«Nous aimons l’Espagne, nous aimons notre culture, notre télévision, ‘Sálvame’, la tante ivre des mariages. « Nous sommes fiers du pays dans lequel nous vivons (…) Mais pour des choses différentes de celles d’autres personnes qui disent la même chose. » Javier Ambrossi et Javier Calvo ont été les premiers Espagnols que j’ai entendu lutter pour redéfinir le drapeau de notre pays, en 2017, lors d’une interview accordée à nos médias. Je me souviens beaucoup de ces mots, c’est pourquoi j’ai été très heureux que sa série la plus ambitieuse, « La Mesías », ait été créée pendant le Pont Hispanique.
Comme « L’Appel », « Paquita Salas » et « Veneno », « La Mesías » est vraiment un portrait de la société de notre pays, au point que je me demande s’il sera aussi exportable que « Veneno », petit succès aux Etats-Unis. Dans son portrait du début des années 80, on se souvient d’une Espagne dans laquelle la religion opprime, la famille peut ruiner votre vie au lieu de vous aider à être libre, et la scolarité ne semble pas obligatoire.
Felipe González est un nouveau venu. Un personnage né le jour même où Madonna se coiffe comme Cyndi Lauper. Ce même personnage se moque d’un autre parce qu’il ressemble à Eva Nasarre. Mais il y a aussi les extraterrestres, le déracinement, la prostitution, l’alcoolisme et beaucoup de tristesse. C’est sans aucun doute le projet le plus sombre de Los Javis. Car ici reste sa passion pour la culture pop, si bien apprise de Pedro Almodóvar, mais il faut maintenant ajouter des noms aussi sinistres que Yorgos Lanthimos de « Canino » (la famille comme une prison), Chema García Ibarra de « Espiritus sacré » (le jeu entre la maltraitance des enfants et les ovnis) ou Michael Haneke de « Le pianiste » (cette femme adulte qui s’automutile).

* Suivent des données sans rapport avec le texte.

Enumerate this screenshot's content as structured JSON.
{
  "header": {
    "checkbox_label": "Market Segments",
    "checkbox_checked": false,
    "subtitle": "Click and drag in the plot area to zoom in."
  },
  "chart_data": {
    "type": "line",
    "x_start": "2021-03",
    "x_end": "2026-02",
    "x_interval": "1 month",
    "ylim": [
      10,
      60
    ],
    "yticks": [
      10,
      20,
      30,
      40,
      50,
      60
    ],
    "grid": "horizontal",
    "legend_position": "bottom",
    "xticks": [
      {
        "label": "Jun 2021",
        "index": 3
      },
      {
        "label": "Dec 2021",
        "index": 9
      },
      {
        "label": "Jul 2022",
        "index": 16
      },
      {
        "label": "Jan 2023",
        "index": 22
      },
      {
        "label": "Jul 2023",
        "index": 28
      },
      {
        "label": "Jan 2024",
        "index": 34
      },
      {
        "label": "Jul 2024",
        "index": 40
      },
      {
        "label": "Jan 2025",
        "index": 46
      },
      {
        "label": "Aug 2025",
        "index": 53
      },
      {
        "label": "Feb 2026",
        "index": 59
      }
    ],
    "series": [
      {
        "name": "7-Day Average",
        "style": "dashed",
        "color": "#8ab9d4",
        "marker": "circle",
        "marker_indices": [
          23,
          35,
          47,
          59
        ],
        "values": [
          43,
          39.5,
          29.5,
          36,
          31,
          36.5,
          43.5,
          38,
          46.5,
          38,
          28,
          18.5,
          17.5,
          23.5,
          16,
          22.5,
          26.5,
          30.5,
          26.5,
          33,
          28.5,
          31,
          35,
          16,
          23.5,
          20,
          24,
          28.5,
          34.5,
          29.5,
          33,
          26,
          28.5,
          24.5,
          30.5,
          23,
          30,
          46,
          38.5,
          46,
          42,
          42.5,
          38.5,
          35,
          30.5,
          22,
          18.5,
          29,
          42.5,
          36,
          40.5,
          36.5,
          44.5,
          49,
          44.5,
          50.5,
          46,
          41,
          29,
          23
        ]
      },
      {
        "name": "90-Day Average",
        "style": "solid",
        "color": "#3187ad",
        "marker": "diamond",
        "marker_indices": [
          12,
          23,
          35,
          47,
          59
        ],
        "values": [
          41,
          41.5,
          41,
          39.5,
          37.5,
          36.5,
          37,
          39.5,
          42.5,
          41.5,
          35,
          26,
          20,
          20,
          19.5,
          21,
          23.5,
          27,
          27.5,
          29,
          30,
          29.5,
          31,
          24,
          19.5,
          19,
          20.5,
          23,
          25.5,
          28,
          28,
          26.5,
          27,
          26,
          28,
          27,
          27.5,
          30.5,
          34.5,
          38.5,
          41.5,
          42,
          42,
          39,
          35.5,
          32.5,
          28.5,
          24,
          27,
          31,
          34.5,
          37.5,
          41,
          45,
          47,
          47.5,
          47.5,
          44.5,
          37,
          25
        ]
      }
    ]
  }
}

« Le Messie » raconte l’histoire d’une famille dysfonctionnelle – comme beaucoup d’autres – sur 30 ans. Situé à différents moments entre les années 80 et 2013, il retrace la vie de deux frères inséparables dans leur enfance malheureuse, jusqu’à un présent dans lequel ils ne parlent plus. La direction d’acteurs – sa spécialité, jusqu’à présent – brille surtout à travers Roger Casamajor, un Albert Pla dans un rôle impensable pour un profil comme le sien ou une Amaia Romero qui se moque d’elle-même à la tête d’un groupe de musique chrétienne appelé Stella Maris. , vaguement inspiré de la carrière de Flos Mariae. Sans voir comment le puzzle avec Lola Dueñas et Carmen Machi sera complété dans les prochains chapitres, Ana Rujas joue, en principe, un rôle trop similaire à celui emblématique et inoubliable de « Cardo ».
Voir comment ce puzzle s’intègre dans les 5 chapitres restants sera essentiel pour nous de décider s’il s’agit du meilleur projet dans lequel les Javis aient jamais été impliqués. En ce moment, tout se passe bien : le mélange du cinéma social et du langage YouTuber. De la douleur provoquée par l’inaction de ceux qui doivent vous protéger, au rire d’un protomème. Bande sonore serieuse de Refree en contraste avec les chansons hilarantes qu’Hidrogenesse a écrites pour Stella Maris (celle sur l’égout qui mène au paradis promet beaucoup). L’extraterrestre comme métaphore de ce que nous craignons le plus ? Plusieurs couches et intrigues se chevauchent dans une série pouvant contenir jusqu’à 170 personnages. Après avoir été projetés au Festival du Film de Saint-Sébastien, les 2 premiers épisodes de « la Mesías » ont été mis en ligne sur Movistar+. Le reste sera fait dans les semaines à venir, reprenant la tradition de tenir le téléspectateur en haleine à raison d’un épisode tous les 7 jours. Nous ne pouvons plus attendre que le jeudi 19 arrive.